Gene therapy demonstrated stable, long-lasting expression of neurturin.
Ceregene closed a Series D preferred financing in the amount of $11.5 million. The funds will be used for Ceregene’s currently enrolling Phase IIb study of CERE-120 in Parkinson disease.
The financing comes on the back of Ceregene receiving three grants totaling $733,437 under the Qualifying Therapeutic Discovery Program. These funds were awarded to support CERE-120 as well as the currently enrolling Phase II study of CERE-110 in Alzheimer disease and the firm’s ocular disease program.
The current venture round was co-led by Hamilton BioVentures and Alta Partners with participation from MPM Capital and Investor Growth Capital. Kerry Dance, Ph.D., managing director of Hamilton BioVentures, will join Ceregene’s board of directors.
“The closing of our Series D financing coupled with our Therapeutic Tax Credit grant and recent support from The Michael J. Fox Foundation should provide us with the resources to complete our Phase IIb Parkinson disease clinical study,” states Jeffrey M. Ostrove, Ph.D., president and CEO of Ceregene.
“We are encouraged by the data we obtained in our last Phase II study in Parkinson disease, which was recently published in the online version of Lancet Neurology, and expect to complete the new Phase IIb clinical study by the end of 2012.”
Ceregene, a San Diego-based biotechnology company, is focused on the delivery of nervous system growth factors for the treatment of neurodegenerative and retinal disorders using gene delivery.
“Because nervous system growth factors have the ability to restore dying neurons in the brain, keeping them alive and functioning better, these novel therapeutics should improve symptoms as well as have the ability to slow disease progression, making them unique among developing therapies,” states Dr. Dance.
CERE-120 is composed of an adeno-associated virus (AAV) vector carrying the gene for neurturin. This naturally occurring protein is reportedly known to repair damaged and dying dopamine-secreting neurons.
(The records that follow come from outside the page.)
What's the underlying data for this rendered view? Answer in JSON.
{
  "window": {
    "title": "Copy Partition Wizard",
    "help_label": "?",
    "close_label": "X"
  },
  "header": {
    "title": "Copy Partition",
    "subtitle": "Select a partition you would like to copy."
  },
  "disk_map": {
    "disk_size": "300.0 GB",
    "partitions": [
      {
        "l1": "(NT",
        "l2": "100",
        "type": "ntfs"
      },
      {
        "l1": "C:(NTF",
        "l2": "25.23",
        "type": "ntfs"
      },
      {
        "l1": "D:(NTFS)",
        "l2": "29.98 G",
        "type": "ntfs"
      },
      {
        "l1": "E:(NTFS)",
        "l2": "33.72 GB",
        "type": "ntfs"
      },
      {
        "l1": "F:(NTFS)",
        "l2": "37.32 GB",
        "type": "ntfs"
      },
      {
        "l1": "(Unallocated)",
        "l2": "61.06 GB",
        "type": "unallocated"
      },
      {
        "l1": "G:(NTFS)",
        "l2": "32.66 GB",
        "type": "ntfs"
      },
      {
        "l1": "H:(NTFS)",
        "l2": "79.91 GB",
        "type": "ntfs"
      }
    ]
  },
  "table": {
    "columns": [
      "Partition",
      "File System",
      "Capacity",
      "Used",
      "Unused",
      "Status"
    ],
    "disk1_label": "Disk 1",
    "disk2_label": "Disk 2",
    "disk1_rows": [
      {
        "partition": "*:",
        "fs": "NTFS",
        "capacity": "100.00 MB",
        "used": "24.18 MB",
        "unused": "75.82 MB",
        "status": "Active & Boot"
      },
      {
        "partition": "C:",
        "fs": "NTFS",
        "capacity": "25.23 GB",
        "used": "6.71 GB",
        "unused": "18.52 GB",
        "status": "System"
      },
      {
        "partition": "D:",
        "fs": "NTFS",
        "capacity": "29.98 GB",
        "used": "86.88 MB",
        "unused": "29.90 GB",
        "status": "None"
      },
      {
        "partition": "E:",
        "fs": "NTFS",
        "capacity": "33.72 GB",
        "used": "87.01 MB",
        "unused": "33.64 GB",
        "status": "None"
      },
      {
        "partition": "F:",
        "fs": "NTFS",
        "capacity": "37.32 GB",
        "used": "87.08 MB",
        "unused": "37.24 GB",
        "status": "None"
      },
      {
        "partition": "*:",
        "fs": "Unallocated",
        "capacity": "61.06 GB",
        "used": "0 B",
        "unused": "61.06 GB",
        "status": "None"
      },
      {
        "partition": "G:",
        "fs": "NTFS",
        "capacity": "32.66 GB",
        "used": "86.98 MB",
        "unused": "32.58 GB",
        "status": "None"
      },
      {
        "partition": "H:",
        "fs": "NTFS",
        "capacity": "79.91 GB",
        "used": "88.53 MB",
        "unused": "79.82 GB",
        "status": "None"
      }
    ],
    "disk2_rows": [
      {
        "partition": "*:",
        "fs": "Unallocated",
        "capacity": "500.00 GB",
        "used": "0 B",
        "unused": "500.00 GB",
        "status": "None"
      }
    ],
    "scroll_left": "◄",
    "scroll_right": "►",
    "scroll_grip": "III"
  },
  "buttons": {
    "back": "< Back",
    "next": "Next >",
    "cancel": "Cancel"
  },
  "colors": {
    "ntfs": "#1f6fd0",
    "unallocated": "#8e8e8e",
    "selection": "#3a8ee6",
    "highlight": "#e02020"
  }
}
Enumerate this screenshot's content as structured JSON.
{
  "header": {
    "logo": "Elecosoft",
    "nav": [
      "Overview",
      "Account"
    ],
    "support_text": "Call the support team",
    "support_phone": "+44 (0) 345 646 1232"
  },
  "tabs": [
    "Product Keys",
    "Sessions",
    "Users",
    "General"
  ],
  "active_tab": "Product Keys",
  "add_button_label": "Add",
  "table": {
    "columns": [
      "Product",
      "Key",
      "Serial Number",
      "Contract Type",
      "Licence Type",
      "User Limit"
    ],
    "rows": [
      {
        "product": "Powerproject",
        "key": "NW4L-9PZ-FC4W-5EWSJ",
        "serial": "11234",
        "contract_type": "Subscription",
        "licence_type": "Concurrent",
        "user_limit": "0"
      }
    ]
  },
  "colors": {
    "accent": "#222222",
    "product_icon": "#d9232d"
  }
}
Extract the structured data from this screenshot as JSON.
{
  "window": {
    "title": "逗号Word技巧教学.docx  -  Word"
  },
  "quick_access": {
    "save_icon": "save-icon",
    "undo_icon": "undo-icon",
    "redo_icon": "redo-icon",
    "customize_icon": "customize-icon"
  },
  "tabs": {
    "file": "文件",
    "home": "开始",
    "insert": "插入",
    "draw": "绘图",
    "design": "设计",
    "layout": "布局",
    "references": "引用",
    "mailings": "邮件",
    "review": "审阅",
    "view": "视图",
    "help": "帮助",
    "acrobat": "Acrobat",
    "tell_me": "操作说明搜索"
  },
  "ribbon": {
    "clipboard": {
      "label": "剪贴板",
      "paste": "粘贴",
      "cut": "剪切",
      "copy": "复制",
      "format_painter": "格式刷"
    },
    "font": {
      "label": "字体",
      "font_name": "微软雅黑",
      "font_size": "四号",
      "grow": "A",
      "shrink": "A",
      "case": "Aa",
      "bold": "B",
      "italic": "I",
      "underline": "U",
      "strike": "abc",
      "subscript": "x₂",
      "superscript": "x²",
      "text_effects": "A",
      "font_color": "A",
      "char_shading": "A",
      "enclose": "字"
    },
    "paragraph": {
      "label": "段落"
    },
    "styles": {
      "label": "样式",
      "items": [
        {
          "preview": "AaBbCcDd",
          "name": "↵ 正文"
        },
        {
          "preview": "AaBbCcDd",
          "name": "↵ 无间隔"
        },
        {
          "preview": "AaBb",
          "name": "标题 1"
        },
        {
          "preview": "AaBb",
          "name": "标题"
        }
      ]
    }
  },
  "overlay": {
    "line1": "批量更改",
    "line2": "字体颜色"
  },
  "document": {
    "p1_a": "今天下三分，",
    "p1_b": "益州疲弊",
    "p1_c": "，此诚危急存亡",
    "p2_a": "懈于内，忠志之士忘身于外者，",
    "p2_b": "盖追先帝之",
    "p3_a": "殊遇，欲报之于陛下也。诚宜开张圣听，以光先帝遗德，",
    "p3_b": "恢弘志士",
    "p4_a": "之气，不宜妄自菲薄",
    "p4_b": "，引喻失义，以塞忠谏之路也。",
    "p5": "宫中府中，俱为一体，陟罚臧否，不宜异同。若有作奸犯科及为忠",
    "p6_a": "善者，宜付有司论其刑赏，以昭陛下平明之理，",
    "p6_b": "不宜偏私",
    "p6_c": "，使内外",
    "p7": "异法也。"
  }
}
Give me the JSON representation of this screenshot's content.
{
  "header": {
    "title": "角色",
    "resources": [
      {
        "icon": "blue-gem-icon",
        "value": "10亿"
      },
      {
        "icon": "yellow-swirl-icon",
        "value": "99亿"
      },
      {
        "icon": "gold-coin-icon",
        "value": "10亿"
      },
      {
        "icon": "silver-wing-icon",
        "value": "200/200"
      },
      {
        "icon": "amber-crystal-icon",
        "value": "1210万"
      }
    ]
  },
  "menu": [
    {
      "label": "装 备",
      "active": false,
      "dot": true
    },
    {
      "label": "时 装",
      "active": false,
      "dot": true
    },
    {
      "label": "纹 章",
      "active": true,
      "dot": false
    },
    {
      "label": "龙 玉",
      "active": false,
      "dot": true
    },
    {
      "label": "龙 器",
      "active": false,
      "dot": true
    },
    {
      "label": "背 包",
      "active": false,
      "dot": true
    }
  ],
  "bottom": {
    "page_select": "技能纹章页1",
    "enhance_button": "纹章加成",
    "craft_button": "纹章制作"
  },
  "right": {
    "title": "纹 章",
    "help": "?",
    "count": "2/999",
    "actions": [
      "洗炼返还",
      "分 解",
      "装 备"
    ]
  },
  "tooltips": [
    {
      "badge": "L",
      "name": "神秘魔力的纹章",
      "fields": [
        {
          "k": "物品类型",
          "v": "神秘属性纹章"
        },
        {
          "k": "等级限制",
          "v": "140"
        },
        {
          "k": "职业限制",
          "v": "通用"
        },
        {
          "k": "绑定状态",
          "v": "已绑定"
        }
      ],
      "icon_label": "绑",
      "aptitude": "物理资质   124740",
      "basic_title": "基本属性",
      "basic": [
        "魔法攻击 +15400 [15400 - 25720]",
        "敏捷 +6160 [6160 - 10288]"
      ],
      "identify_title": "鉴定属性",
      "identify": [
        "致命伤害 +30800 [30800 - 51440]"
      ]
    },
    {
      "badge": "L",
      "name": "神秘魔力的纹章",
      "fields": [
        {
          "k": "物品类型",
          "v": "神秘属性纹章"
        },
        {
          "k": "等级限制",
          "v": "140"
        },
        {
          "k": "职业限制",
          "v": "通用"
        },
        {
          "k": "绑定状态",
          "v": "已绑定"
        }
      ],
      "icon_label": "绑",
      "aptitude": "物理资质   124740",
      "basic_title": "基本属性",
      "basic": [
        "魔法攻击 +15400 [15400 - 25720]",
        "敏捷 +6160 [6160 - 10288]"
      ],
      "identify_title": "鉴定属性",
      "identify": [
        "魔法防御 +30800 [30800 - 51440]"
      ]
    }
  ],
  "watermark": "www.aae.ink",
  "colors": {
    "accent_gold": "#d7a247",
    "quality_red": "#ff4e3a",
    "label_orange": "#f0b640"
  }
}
Neurturin is a member of the same protein family as glial cell-derived neurotrophic factor (GDNF). The two molecules have similar pharmacological properties, and both have been shown to benefit the dopamine neurons in the substantia nigra that degenerate in Parkinson disease, Ceregene notes. Degeneration of these neurons is responsible for the major motor impairments of Parkinson disease.
In previous clinical trials, CERE-120 was delivered to the terminal fields, located in an area of the brain called the putamen, using stereotactic injections. The cell bodies for these same neurons are located in the substantia nigra.
The Phase IIb trial has been amended such that CERE-120 will be administered to both the substantia nigra as well as the putamen. Thus far, the drug has shown to provide stable, long-lasting expression of neurturin in a highly targeted fashion once delivered to the brain.
CERE-110, Ceregene’s candidate for Alzheimer disease, comprises an AAV vector carrying the gene for NGF. This protein maintains survival of nerve cells in the brain. CERE-110 is surgically injected into the nucleus basalis of meynert, a brain region where cholinergic cell degeneration occurs in Alzheimer disease.
The cholinergic system is important in memory and cognitive function. A restoration in the function of this system may improve memory in individuals with Alzheimer’s disease, Ceregene points out.
A Phase II randomized, controlled study is currently enrolling patients with mild-to-moderate Alzheimer disease in 10 centers across the U.S. This study is being conducted in collaboration with the ADCS (Alzheimer’s Disease Cooperative Study) and is also supported by a $5.4 million NIH grant.
Ceregene’s eye disease program consists of three preclinical compounds. CERE-140 is in development as a therapy for retinitis pigmentosa. It is made of an AAV vector carrying the gene for NT4. It is also being researched for the treatment of macular degeneration and glaucoma.